Il fallimento del datore di lavoro non comporta di per sé la risoluzione del rapporto di lavoro. In particolare, ai sensi dell’art. 2119 c.c., il fallimento dell’imprenditore (o la liquidazione coatta amministrativa dell’azienda) non costituisce giusta causa di licenziamento. Tuttavia, frequentemente il fallimento del datore di lavoro comporta una impossibilità di fatto della prosecuzione del rapporto di lavoro, tanto è vero che esso può costituire giustificato motivo oggettivo di licenziamento. In quest’ottica deve essere letto l’art. 3 della L. 223/91 ai sensi del quale, qualora non sia possibile la continuazione, nemmeno in parte, dell’attività, è possibile la collocazione in mobilità o la apertura di una procedura di licenziamento collettivo per i lavoratori dipendenti dell’azienda dichiarata fallita. In buona sostanza, qualora a seguito del fallimento del datore di lavoro, l’attività aziendale non prosegua, il lavoratore potrà essere licenziato per giustificato motivo oggettivo con diritto alla corresponsione dell’indennità sostitutiva del preavviso.

 

Questione 5

In caso di fallimento del datore di lavoro, il lavoratore come può tutelare i propri diritti?

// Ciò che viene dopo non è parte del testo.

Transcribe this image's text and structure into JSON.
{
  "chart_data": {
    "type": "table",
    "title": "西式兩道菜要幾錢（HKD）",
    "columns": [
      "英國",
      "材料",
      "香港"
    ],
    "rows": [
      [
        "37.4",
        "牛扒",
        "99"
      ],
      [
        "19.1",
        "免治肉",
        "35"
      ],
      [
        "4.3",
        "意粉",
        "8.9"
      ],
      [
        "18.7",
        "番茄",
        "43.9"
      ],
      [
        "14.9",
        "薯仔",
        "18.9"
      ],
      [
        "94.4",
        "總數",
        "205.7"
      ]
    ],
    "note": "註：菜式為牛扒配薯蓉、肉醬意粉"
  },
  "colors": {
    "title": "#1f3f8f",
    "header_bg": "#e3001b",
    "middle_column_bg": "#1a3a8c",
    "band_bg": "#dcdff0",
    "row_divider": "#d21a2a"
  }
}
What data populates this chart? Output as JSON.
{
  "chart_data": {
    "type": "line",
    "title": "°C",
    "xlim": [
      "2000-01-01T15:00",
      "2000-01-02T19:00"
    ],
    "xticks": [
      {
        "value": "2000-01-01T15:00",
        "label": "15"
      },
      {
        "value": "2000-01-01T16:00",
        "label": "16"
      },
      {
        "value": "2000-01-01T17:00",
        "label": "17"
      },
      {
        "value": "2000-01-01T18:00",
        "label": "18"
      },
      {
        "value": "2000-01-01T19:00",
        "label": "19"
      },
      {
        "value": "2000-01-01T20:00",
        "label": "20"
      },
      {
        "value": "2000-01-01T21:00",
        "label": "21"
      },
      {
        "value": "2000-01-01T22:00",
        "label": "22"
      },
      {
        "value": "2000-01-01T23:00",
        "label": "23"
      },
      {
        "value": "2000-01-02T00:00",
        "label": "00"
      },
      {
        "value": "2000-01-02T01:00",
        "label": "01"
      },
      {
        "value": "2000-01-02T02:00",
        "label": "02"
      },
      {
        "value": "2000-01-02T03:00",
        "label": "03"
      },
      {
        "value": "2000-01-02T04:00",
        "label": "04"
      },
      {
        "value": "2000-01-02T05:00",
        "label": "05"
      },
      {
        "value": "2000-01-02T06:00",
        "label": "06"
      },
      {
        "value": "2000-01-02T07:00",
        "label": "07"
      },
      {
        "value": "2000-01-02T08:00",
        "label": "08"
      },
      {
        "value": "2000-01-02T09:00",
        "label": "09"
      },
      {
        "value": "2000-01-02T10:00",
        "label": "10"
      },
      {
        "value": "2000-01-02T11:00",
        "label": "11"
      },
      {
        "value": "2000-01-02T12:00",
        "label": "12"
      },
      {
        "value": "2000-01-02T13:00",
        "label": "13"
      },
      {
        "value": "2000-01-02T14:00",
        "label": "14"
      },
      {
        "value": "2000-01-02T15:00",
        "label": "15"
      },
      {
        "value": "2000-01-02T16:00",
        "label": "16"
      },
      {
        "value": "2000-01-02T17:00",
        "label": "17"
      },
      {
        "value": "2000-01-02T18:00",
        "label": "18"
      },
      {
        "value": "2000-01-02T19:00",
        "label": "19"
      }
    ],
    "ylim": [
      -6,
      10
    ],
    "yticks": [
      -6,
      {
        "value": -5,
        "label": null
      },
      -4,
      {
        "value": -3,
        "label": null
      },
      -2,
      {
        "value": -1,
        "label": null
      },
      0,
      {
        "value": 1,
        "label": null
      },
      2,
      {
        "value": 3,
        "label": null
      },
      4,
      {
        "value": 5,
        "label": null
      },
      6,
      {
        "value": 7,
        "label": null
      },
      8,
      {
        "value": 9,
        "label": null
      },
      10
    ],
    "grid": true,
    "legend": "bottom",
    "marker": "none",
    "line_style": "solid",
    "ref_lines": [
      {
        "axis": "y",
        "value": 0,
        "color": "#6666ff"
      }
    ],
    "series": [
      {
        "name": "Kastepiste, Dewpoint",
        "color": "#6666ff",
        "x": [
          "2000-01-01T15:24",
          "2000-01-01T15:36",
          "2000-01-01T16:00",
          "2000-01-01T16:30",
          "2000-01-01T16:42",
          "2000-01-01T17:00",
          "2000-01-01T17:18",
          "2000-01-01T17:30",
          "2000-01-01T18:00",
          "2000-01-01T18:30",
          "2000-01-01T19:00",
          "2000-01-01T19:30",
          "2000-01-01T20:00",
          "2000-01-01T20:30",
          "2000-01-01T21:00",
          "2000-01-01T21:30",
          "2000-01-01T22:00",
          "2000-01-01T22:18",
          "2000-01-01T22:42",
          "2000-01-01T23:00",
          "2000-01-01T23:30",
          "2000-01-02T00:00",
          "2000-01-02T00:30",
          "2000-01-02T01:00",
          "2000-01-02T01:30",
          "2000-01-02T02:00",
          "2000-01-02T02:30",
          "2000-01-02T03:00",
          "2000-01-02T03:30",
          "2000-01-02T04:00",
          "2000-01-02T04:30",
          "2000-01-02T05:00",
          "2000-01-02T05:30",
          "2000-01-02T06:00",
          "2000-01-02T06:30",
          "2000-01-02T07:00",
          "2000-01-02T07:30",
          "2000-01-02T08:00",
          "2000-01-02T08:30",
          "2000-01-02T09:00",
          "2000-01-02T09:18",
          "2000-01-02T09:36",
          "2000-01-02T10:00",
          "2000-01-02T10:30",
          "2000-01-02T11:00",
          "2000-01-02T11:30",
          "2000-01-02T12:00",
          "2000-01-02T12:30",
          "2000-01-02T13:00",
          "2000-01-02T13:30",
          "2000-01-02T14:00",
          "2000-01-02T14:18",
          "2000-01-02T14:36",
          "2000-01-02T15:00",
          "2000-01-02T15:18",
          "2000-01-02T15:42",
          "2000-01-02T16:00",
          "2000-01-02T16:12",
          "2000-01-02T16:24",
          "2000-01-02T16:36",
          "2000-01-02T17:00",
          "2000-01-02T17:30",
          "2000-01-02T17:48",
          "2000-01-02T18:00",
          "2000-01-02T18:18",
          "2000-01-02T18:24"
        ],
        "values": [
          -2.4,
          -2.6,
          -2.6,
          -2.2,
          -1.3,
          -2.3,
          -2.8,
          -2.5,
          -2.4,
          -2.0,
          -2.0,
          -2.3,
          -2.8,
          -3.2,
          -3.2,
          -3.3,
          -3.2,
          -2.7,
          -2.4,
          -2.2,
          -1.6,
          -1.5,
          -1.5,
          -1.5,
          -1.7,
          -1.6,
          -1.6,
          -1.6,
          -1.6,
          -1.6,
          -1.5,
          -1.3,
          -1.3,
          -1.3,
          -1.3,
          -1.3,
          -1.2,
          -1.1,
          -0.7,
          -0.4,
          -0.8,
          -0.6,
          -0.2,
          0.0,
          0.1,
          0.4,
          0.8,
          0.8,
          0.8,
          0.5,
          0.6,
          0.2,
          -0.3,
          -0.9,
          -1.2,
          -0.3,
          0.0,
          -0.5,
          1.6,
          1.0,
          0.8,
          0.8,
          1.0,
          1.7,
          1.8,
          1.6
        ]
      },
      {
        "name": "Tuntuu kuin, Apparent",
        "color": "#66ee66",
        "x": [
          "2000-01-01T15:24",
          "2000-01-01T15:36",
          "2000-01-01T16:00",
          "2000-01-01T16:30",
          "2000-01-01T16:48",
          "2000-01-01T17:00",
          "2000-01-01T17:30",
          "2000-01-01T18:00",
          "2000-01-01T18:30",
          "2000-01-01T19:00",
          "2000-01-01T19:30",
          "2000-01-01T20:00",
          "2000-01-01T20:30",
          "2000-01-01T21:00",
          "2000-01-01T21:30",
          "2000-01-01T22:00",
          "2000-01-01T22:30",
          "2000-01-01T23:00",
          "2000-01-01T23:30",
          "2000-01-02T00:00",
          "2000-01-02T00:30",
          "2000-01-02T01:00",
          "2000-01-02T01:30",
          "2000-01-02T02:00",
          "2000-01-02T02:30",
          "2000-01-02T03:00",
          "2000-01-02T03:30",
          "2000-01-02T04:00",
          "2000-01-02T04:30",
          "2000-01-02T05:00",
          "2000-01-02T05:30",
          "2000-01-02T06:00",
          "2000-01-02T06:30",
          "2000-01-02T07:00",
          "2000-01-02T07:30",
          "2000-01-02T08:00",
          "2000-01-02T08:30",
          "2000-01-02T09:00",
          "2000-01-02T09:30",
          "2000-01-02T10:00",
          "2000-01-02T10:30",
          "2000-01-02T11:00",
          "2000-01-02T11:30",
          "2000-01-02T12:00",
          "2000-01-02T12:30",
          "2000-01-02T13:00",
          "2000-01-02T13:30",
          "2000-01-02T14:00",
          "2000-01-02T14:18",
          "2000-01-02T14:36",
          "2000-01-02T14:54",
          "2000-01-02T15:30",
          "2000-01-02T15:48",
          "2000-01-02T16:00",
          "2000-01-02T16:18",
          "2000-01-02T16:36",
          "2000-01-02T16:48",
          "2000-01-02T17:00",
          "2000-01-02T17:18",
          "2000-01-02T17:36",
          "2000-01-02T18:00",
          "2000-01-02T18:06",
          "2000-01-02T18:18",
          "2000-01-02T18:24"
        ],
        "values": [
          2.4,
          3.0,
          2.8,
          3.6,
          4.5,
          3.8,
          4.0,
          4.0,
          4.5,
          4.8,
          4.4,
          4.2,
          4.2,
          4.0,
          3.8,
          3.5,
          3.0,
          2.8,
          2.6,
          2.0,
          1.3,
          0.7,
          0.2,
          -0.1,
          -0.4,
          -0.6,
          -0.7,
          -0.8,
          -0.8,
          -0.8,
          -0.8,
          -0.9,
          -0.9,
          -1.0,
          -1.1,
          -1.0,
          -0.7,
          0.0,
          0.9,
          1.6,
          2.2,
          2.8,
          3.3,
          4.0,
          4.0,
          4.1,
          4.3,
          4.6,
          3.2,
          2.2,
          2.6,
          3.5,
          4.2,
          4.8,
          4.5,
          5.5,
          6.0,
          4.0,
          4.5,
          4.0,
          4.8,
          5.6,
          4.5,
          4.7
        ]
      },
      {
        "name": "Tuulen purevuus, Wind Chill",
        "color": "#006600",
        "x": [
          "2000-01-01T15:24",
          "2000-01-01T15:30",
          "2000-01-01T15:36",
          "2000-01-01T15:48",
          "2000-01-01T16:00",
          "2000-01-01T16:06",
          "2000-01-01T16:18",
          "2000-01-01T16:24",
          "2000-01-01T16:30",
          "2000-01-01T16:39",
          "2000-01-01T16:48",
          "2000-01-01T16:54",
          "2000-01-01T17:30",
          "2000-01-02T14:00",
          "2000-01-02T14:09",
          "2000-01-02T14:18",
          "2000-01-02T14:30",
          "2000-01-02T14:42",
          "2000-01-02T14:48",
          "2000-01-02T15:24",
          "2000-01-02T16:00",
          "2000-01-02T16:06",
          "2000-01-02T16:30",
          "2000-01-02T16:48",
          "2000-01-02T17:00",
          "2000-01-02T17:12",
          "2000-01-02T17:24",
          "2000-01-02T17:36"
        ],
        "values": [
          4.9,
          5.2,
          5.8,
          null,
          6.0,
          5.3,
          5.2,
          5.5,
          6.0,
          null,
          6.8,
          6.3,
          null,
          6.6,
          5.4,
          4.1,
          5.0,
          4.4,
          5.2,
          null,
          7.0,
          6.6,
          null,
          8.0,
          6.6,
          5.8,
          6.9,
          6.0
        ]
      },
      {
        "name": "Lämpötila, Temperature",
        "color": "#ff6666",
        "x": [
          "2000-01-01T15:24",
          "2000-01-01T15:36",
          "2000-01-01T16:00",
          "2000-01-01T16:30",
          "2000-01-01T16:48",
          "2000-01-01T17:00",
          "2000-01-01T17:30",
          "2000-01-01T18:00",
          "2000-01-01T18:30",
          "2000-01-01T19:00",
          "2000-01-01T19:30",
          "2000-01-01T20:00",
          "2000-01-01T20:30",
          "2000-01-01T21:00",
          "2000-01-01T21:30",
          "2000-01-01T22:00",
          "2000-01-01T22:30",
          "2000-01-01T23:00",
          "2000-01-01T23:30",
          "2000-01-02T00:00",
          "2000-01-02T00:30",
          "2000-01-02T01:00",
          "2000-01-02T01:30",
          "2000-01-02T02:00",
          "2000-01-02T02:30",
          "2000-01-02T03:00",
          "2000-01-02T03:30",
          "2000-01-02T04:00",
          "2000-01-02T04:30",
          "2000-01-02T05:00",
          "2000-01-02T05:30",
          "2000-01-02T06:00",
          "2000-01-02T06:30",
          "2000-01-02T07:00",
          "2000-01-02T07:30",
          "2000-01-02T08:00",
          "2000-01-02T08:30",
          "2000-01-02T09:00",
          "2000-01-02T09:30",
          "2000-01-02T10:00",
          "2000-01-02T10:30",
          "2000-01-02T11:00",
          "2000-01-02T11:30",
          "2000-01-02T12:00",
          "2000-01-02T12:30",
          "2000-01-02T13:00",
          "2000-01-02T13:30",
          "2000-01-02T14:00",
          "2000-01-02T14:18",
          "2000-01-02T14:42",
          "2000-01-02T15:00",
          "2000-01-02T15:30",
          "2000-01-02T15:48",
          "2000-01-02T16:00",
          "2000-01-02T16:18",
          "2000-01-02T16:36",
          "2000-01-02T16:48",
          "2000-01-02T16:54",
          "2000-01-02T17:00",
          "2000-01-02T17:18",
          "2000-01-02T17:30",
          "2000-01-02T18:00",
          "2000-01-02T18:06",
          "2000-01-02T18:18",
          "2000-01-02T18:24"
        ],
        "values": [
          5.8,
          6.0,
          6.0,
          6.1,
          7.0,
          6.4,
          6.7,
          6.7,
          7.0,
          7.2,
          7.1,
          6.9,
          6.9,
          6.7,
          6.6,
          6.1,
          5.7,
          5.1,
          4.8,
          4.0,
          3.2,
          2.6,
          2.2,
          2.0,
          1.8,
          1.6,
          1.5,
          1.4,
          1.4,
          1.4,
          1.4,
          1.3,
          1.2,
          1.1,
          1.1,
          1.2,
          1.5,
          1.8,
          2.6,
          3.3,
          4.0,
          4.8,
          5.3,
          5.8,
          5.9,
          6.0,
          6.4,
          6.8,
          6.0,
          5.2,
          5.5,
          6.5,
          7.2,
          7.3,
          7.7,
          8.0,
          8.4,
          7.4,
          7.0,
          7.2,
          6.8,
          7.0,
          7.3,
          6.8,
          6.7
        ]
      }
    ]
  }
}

Quando un datore di lavoro fallisce, frequentemente i suoi dipendenti si trovano ad essere creditori di una o più retribuzioni non corrisposte nonché, in caso di risoluzione del rapporto, delle spettanze di fine rapporto. In questa ipotesi, il primo passo che il lavoratore creditore deve compiere per salvaguardare i propri diritti è la presentazione al giudice fallimentare di un ricorso per l’ammissione al passivo ai sensi dell’art. 93 Legge Fallimentare. Con tale atto, il lavoratore rivendica tutti i crediti vantati nei confronti del fallito e il giudice fallimentare decide sulla sussistenza e sull’ammontare degli stessi (l’insieme delle domande di ammissione al passivo andrà a formare lo stato passivo del fallimento). Ovviamente, non tutti i crediti godono di uguale tutela, in particolare sono distinguibili essenzialmente due categorie di crediti: quelli muniti di privilegio e quelli non muniti di privilegio (chirografari). I crediti nascenti dal rapporto di lavoro appartengono alla prima categoria e, dunque, sono privilegiati rispetto ad altri. Durante la procedura fallimentare, accanto allo stato passivo, si andrà a formare (se possibile) uno stato attivo del fallimento (dato, essenzialmente, dalla vendita dei beni mobili e immobili di proprietà dell’impresa dichiarata fallita). Al termine delle operazioni succintamente spiegate il giudice fallimentare procede alla distribuzione delle somme ricavate dalla liquidazione dell’attivo. In buona sostanza, il ricavato del fallimento viene suddiviso fra i vari creditori con il seguente ordine:

1) pagamento delle spese, comprese quelle anticipate dall’erario, e dei debiti contratti per l’amministrazione del fallimento e per la continuazione dell’esercizio dell’impresa (se è stata autorizzata);

2) pagamento dei crediti ammessi con privilegio;

3) pagamento dei creditori chirografari in proporzione dell’ammontare dei loro crediti. E’ possibile, dunque, che il lavoratore venga interamente soddisfatto dei suoi crediti; tuttavia, spesso accade che egli lo sia solo parzialmente. In quest’ultimo caso, il lavoratore potrà presentare domanda, nei limiti già indicati, al Fondo di Garanzia istituito presso l’inps.